The Danish Defence Estates and Infrastructure Organisation (DDEO) (/FES), is a Level.I authority, directly under the Danish Ministry of Defence. It was created in 2014 after the Construction and Establishments Service was reorganized, due to the Defence Agreement 2013-17.

Organization
DDEO holds the authority that handles all construction and building projects for all other authorities under the Danish Ministry of Defence. It does not actually do the building itself, but rather is the project manager and works out all the plans on how it should be done and who should do it.

The DDEO is also responsible for such things as property assessments, selling and buying property, legal consultation, preservations, energy, environmental issues.
It also administrates the Danish Defence's 700 rental properties.

History

Defence Construction Service

DDEO can trace its history back to 1684, when King Christian V setup three fortifications services for Denmark, Schleswig-Holstein and Norway.
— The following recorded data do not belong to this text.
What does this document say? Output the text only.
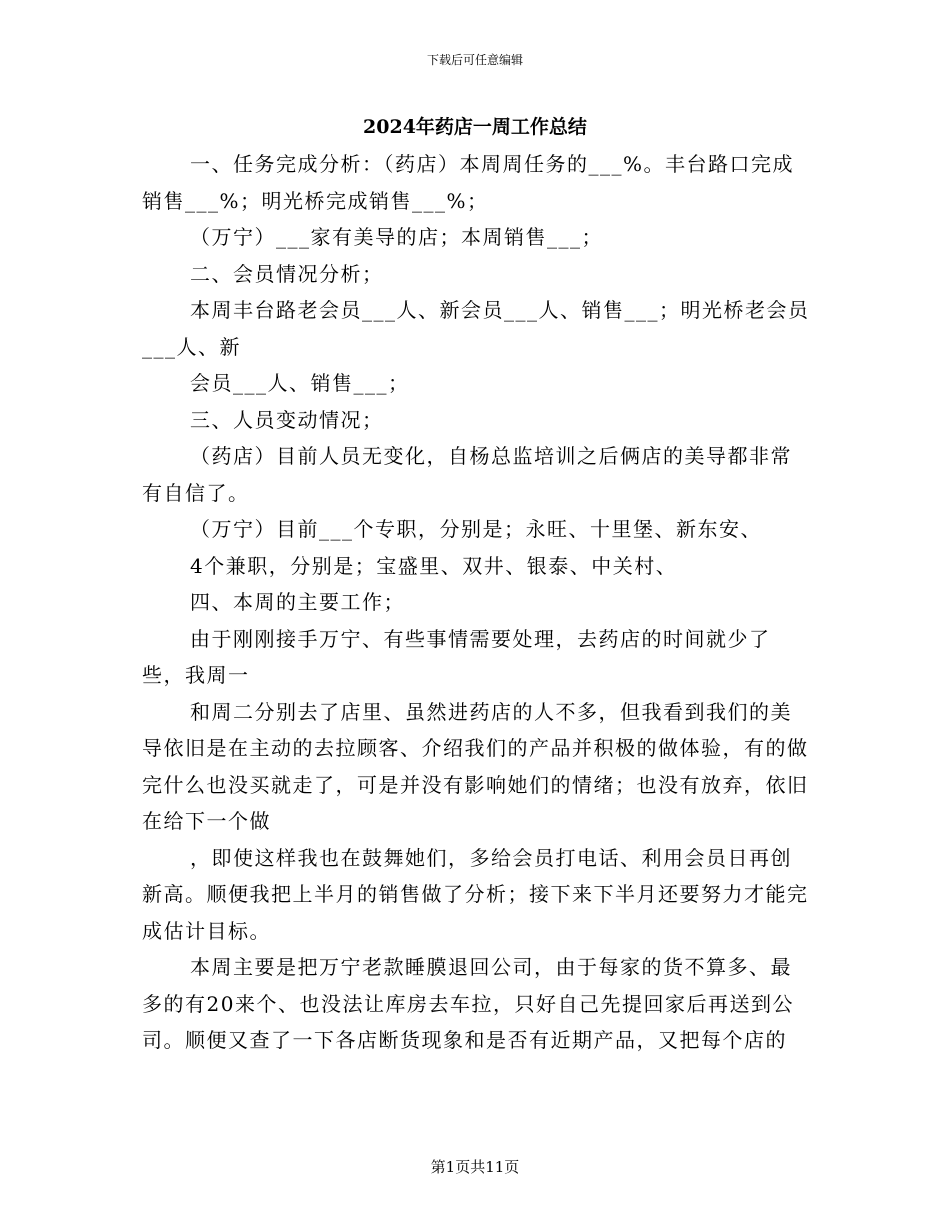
下载后可任意编辑
2024年药店一周工作总结

一、任务完成分析：（药店）本周周任务的___%。丰台路口完成销售___%；明光桥完成销售___%；

（万宁）___家有美导的店；本周销售___；

二、会员情况分析；

本周丰台路老会员___人、新会员___人、销售___；明光桥老会员___人、新

会员___人、销售___；

三、人员变动情况；

（药店）目前人员无变化，自杨总监培训之后俩店的美导都非常有自信了。

（万宁）目前___个专职，分别是；永旺、十里堡、新东安、

4个兼职，分别是；宝盛里、双井、银泰、中关村、

四、本周的主要工作；

由于刚刚接手万宁、有些事情需要处理，去药店的时间就少了些，我周一

和周二分别去了店里、虽然进药店的人不多，但我看到我们的美导依旧是在主动的去拉顾客、介绍我们的产品并积极的做体验，有的做完什么也没买就走了，可是并没有影响她们的情绪；也没有放弃，依旧在给下一个做

，即使这样我也在鼓舞她们，多给会员打电话、利用会员日再创新高。顺便我把上半月的销售做了分析；接下来下半月还要努力才能完成估计目标。

本周主要是把万宁老款睡膜退回公司，由于每家的货不算多、最多的有20来个、也没法让库房去车拉，只好自己先提回家后再送到公司。顺便又查了一下各店断货现象和是否有近期产品，又把每个店的

第1页共11页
In 1952, the Army Construction Service, merged with Navy Construction Service and Coast Fortification Service, to form the Defence Construction Service/DCS (/FBT).

Construction and Establishments Service
In January 2007, due to the Defence agreement 2005-2009, significant changes took take place in DCS, which is to eventually evolve into Construction and Establishments Service/CES (/FBE), by incorporating decentralized departments located in various military regiments, as well as the Defence Command's infrastructure department, for a more streamlined organization.

Misuse of funds
In December 2019, it was reported that there were violations of rules in 75 percent of the purchases related to the DDEO. In extreme cases, payment was given to tasks which were never completed.
As a result, the director of the DDEO, Hans J. Høyer, was removed from his post and Chief of Defence Bjørn Bisserup was made acting director.